Consider a straight line \(L\) and two distinct points \(P(x_{1},y_{1})\) and \(Q(x_{2},y_{2})\) on it (the following figure). The slope of the line, often denoted by \(m\) , is defined to be the ratio \[\bbox[5px,border:1px solid black;background-color:#f2f2f2]{m=\frac{y_{2}-y_{1}}{x_{2}-x_{1}}.}\] 

If \(Q\) is one unit to the right of \(P\) such that \(x_{2}-x_{1}=1\) then \(m=y_{2}-y_{1}\) . This shows if we move one unit to the right from any point on a line, the signed distance that we have to go up or down to get back on the line is the slope of the line. This is why sometimes slope is written as \[\bbox[5px,border:1px solid black;background-color:#f2f2f2]{\text{slope}=\frac{\text{rise}}{\text{run}}.}\] 

 

The sign of the slope is related to the direction of line as follows:

The absolute value of the slope is a measure of steepness of the line (See the following figure).

The slope of a vertical line is not defined, because any two points on such a line have the same \(x\) coordinates, and hence when we form the ratio \((y_{2}-y_{1})/(x_{2}-x_{1})\) the denominator becomes zero and division by zero is not defined. 

Equation of a Line

Now let’s find the equation of the line passing through a given point \(P(x_{1},y_{1})\) with slope \(m\) . If \((x,y)\) is any other point on this line, the slope formula gives \[\frac{y-y_{1}}{x-x_{1}}=m.\] That is, \[\bbox[5px,border:1px solid black;background-color:#f2f2f2]{y=y_{1}+m(x-x_{1}).}\] This equation is called the point-slope form of the equation of the line.

A special case of the above equation occurs when the given point is a point \((0,b)\) on the \(y\) -axis. In this case, the number \(b\) is called the \(y\) -intercept of the line and the equation of the line reduces to \[\bbox[5px,border:1px solid black;background-color:#f2f2f2]{y=mx+b,}\] which is called the slope-intercept form of the equation.

If we are given two points \((x_{1},y_{1})\) and \((x_{2},y_{2})\) on the line, then to find the equation of the line, we first have to calculate \(m\) which is \(m=(y_{2}-y_{1})/(x_{2}-x_{1})\) . Substitution of this expression for \(m\) in the point-slope form of the equation gives the point-point form : \[\bbox[5px,border:1px solid black;background-color:#f2f2f2]{y=y_{1}+\left(\frac{y_{2}-y_{1}}{x_{2}-x_{1}}\right)(x-x_{1})}\] 

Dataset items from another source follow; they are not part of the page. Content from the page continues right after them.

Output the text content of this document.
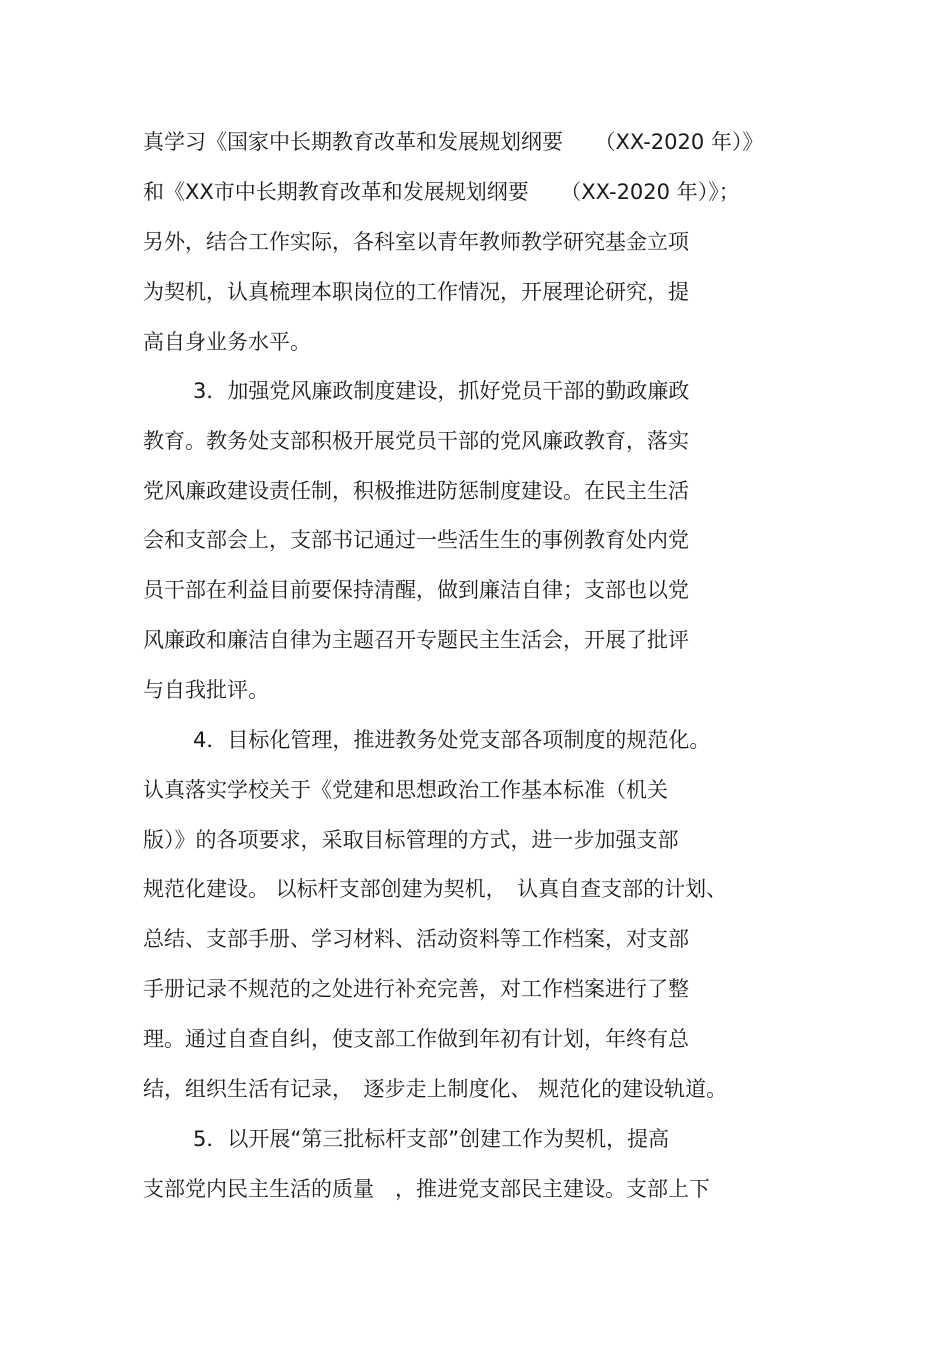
真学习《国家中长期教育改革和发展规划纲要　　（XX-2020 年）》
和《XX市中长期教育改革和发展规划纲要　　（XX-2020 年）》；
另外，结合工作实际，各科室以青年教师教学研究基金立项
为契机，认真梳理本职岗位的工作情况，开展理论研究，提
高自身业务水平。
3．加强党风廉政制度建设，抓好党员干部的勤政廉政
教育。教务处支部积极开展党员干部的党风廉政教育，落实
党风廉政建设责任制，积极推进防惩制度建设。在民主生活
会和支部会上，支部书记通过一些活生生的事例教育处内党
员干部在利益目前要保持清醒，做到廉洁自律；支部也以党
风廉政和廉洁自律为主题召开专题民主生活会，开展了批评
与自我批评。
4．目标化管理，推进教务处党支部各项制度的规范化。
认真落实学校关于《党建和思想政治工作基本标准（机关
版）》的各项要求，采取目标管理的方式，进一步加强支部
规范化建设。 以标杆支部创建为契机，　认真自查支部的计划、
总结、支部手册、学习材料、活动资料等工作档案，对支部
手册记录不规范的之处进行补充完善，对工作档案进行了整
理。通过自查自纠，使支部工作做到年初有计划，年终有总
结，组织生活有记录，　逐步走上制度化、 规范化的建设轨道。
5．以开展“第三批标杆支部”创建工作为契机，提高
支部党内民主生活的质量　，推进党支部民主建设。支部上下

General Equation of a Line

A linear equation in the variables \(x\) and \(y\) is an equation of the form: \[Ax + By + C = 0\] where \(A\) , \(B\) , and \(C\) are constants, and \(A\) and \(B\) are not both zero. Let’s see how this relates to familiar forms of lines:

Conversely, the graph of any linear equation \(Ax + By + C = 0\) (where A and B are not both zero) is a line. This means we can take the general form and manipulate it to find the more familiar slope-intercept or vertical line forms.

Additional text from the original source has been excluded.